The View From The Loft


Everybody knows Newnan as the “City of Homes,” which for most of us conjures up images of the mansions and craftsman style cottages of Greenville and LaGrange streets.  Hidden behind all the grandeur and discreetly tucked away is another of Newnan’s treasures, the warehouses and mills of the bygone textile empire. In some cities these types of buildings will never have another life, but in Newnan that is not the case.

The movie industry and the demand for loft living has breathed new life into these turn-of-the- twentieth-century jewels.
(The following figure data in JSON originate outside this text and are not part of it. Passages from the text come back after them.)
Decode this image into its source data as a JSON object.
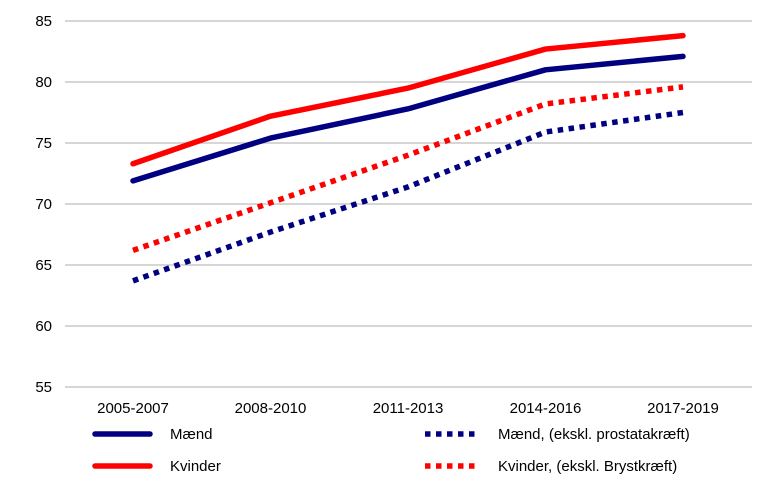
{
  "chart_data": {
    "type": "line",
    "title": "",
    "xlabel": "",
    "ylabel": "",
    "categories": [
      "2005-2007",
      "2008-2010",
      "2011-2013",
      "2014-2016",
      "2017-2019"
    ],
    "ylim": [
      55,
      85
    ],
    "yticks": [
      55,
      60,
      65,
      70,
      75,
      80,
      85
    ],
    "grid": true,
    "legend_position": "bottom",
    "series": [
      {
        "name": "Mænd",
        "color": "#000080",
        "style": "solid",
        "values": [
          71.9,
          75.4,
          77.8,
          81.0,
          82.1
        ]
      },
      {
        "name": "Kvinder",
        "color": "#ff0000",
        "style": "solid",
        "values": [
          73.3,
          77.2,
          79.5,
          82.7,
          83.8
        ]
      },
      {
        "name": "Mænd, (ekskl. prostatakræft)",
        "color": "#000080",
        "style": "dotted",
        "values": [
          63.7,
          67.7,
          71.4,
          75.9,
          77.5
        ]
      },
      {
        "name": "Kvinder, (ekskl. Brystkræft)",
        "color": "#ff0000",
        "style": "dotted",
        "values": [
          66.2,
          70.1,
          74.0,
          78.2,
          79.6
        ]
      }
    ]
  }
}
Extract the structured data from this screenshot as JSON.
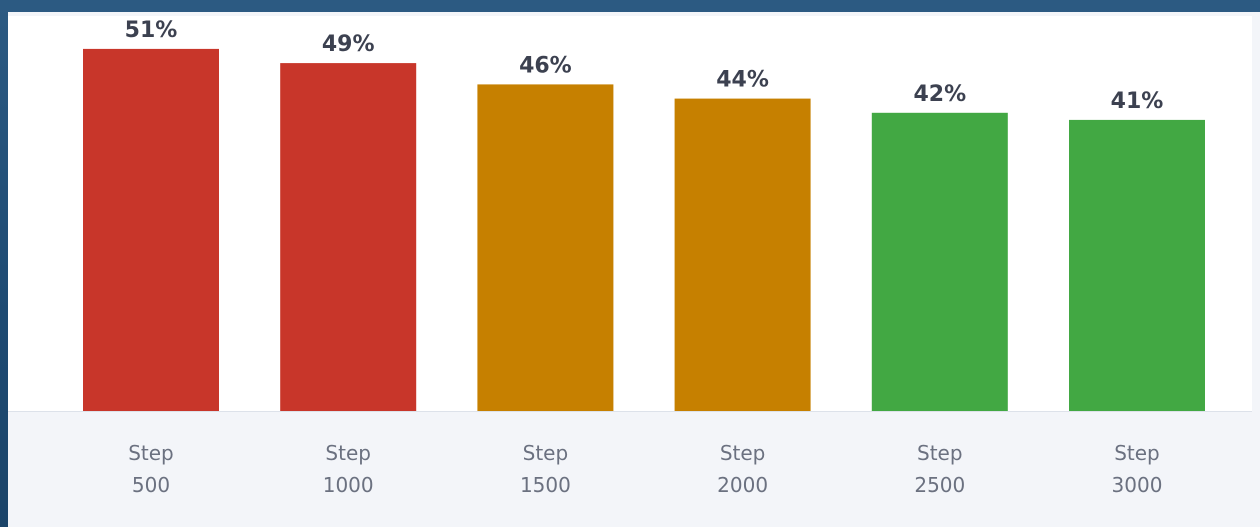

Built of local brick, stone and heart pine, these structures offer soaring ceilings and casual undefined spaces that cater to younger crowds, as well as to the cosmopolitan movie business, those seeking an urban experience away from the hassles of traffic and the older “downsizing crowd.”  Lofts like this one, located in the old cotton mill in Cole Town, are the perfect setting for the possessions of budget minded young people as well as those more settled collectors of antiques, mid-century modern items and contemporary furniture and art.

The bigger story here is that any viable community makes a quality of life statement based on its commitment to its history, its attention to its built environment and its willingness to welcome creative people.  Preservationists will also point out that adaptive reuse of historic buildings is an efficient way to use bricks that are already made and trees that are already cut down, lessening the impact of new construction on the community. As the nation’s ninth largest metropolitan area continues to creep our way, it is critical to resolve to be open and receptive to expansion and new ideas but steadfast in our commitment to protect those things which will prevent us from becoming just another nameless suburb.  The arts, museums, sports and recreation, places of worship and friendly people who possess “pride of place” will ensure that we remain the 21st century’s “City of Homes.”

(Jim Coleman is twice retired as a financial advisor and flight attendant. A theatre geek, musician, arts administrator and preservationist, he lived a relatively obscure life until he crossed paths with Corby Winters. Jim chose Newnan as his new forever home five years ago and is dedicated to making our community the best it can be.)